Upstream is next week on June 5, and wow, our schedule is shaping up brilliantly. For the rest of this week, we’ll be giving you a sneak preview into some of the talks and the speakers giving them via posts like these. RSVP now!
When asked about the estimated value of open source software, it’s likely assumed to be a big number—surely in the billions. However, a team at Harvard Business School and the University of Toronto took on the task of investigating the value of open source and found it was worth approximately 8.8 trillion dollars. (Read Tidelift co-founder and general counsel Luis Villa’s take on the announcement, including why he thinks it’s worth even more.) In comparison, the entire U.S. electrical grid is valued at 1.5- 2 trillion dollars, and the U.S. interstate highway system is valued at 750 billion dollars.
Simply put: open source software is an exceptionally valuable resource.
How did this number come to be? What does it mean for organizations using open source? Or those creating open source, the maintainers?
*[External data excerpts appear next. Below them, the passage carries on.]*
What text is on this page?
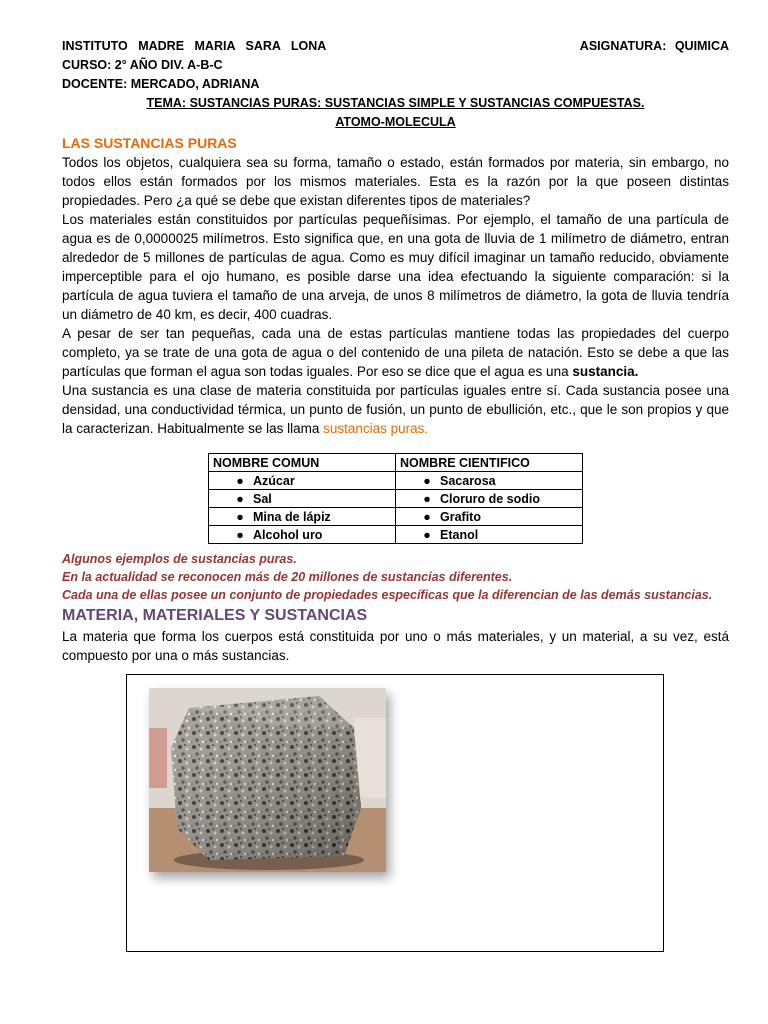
INSTITUTO MADRE MARIA SARA LONA	ASIGNATURA: QUIMICA
CURSO: 2° AÑO DIV. A-B-C
DOCENTE: MERCADO, ADRIANA
TEMA: SUSTANCIAS PURAS: SUSTANCIAS SIMPLE Y SUSTANCIAS COMPUESTAS.
ATOMO-MOLECULA
LAS SUSTANCIAS PURAS

Todos los objetos, cualquiera sea su forma, tamaño o estado, están formados por materia, sin embargo, no todos ellos están formados por los mismos materiales. Esta es la razón por la que poseen distintas propiedades. Pero ¿a qué se debe que existan diferentes tipos de materiales?

Los materiales están constituidos por partículas pequeñísimas. Por ejemplo, el tamaño de una partícula de agua es de 0,0000025 milímetros. Esto significa que, en una gota de lluvia de 1 milímetro de diámetro, entran alrededor de 5 millones de partículas de agua. Como es muy difícil imaginar un tamaño reducido, obviamente imperceptible para el ojo humano, es posible darse una idea efectuando la siguiente comparación: si la partícula de agua tuviera el tamaño de una arveja, de unos 8 milímetros de diámetro, la gota de lluvia tendría un diámetro de 40 km, es decir, 400 cuadras.

A pesar de ser tan pequeñas, cada una de estas partículas mantiene todas las propiedades del cuerpo completo, ya se trate de una gota de agua o del contenido de una pileta de natación. Esto se debe a que las partículas que forman el agua son todas iguales. Por eso se dice que el agua es una sustancia.

Una sustancia es una clase de materia constituida por partículas iguales entre sí. Cada sustancia posee una densidad, una conductividad térmica, un punto de fusión, un punto de ebullición, etc., que le son propios y que la caracterizan. Habitualmente se las llama sustancias puras.

NOMBRE COMUN	NOMBRE CIENTIFICO
● Azúcar	● Sacarosa
● Sal	● Cloruro de sodio
● Mina de lápiz	● Grafito
● Alcohol uro	● Etanol
Algunos ejemplos de sustancias puras.
En la actualidad se reconocen más de 20 millones de sustancias diferentes.
Cada una de ellas posee un conjunto de propiedades específicas que la diferencian de las demás sustancias.
MATERIA, MATERIALES Y SUSTANCIAS

La materia que forma los cuerpos está constituida por uno o más materiales, y un material, a su vez, está compuesto por una o más sustancias.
Harvard Business School assistant professor Frank Nagle joins Luis Villa at this year’s Upstream on Wednesday, June 5, to explain how the project came to be, how he and his team landed on the headline-worthy 8.8 trillion dollar number, and why it’s never been a more apt time to discuss the importance of open source in the software supply chain.
If this number blows your mind (it should!) and you want to learn more, register for Upstream and power up your calculators on Wednesday, June 5. See you there!
About Frank Nagle
Frank Nagle is an assistant professor in the Strategy Unit at Harvard Business School. Professor Nagle studies how competitors can collaborate on the creation of core technologies, while still competing on the products and services built on top of them. His research falls into the broader categories of the future of work, the economics of IT, and digital transformation and considers how technology is weakening firm boundaries.
About Luis Villa
Luis Villa is co-founder and general counsel at Tidelift. Previously he was a top open source lawyer advising clients, from Fortune 50 companies to leading startups, on product development, open source licensing, and other matters. Luis is also an experienced open source community leader with organizations like the Wikimedia Foundation, where he served as deputy general counsel and then led the Foundation’s community engagement team. Before the Wikimedia Foundation, he was with Greenberg Traurig, where he counseled clients such as Google on open source licenses and technology transactions, and Mozilla, where he led the revision of the Mozilla Public License.
He has served on the boards at the Open Source Initiative and the GNOME Foundation, and been an invited expert on the Patents and Standards Interest Group of the World Wide Web Consortium and the Legal Working Group of OpenStreetMap. Recent speaking engagements include RedMonk’s Monki Gras developer event, FOSDEM, and as a faculty member at the Practicing Law Institute’s Open Source Software programs. Luis holds a JD from Columbia Law School and studied political science and computer science at Duke University.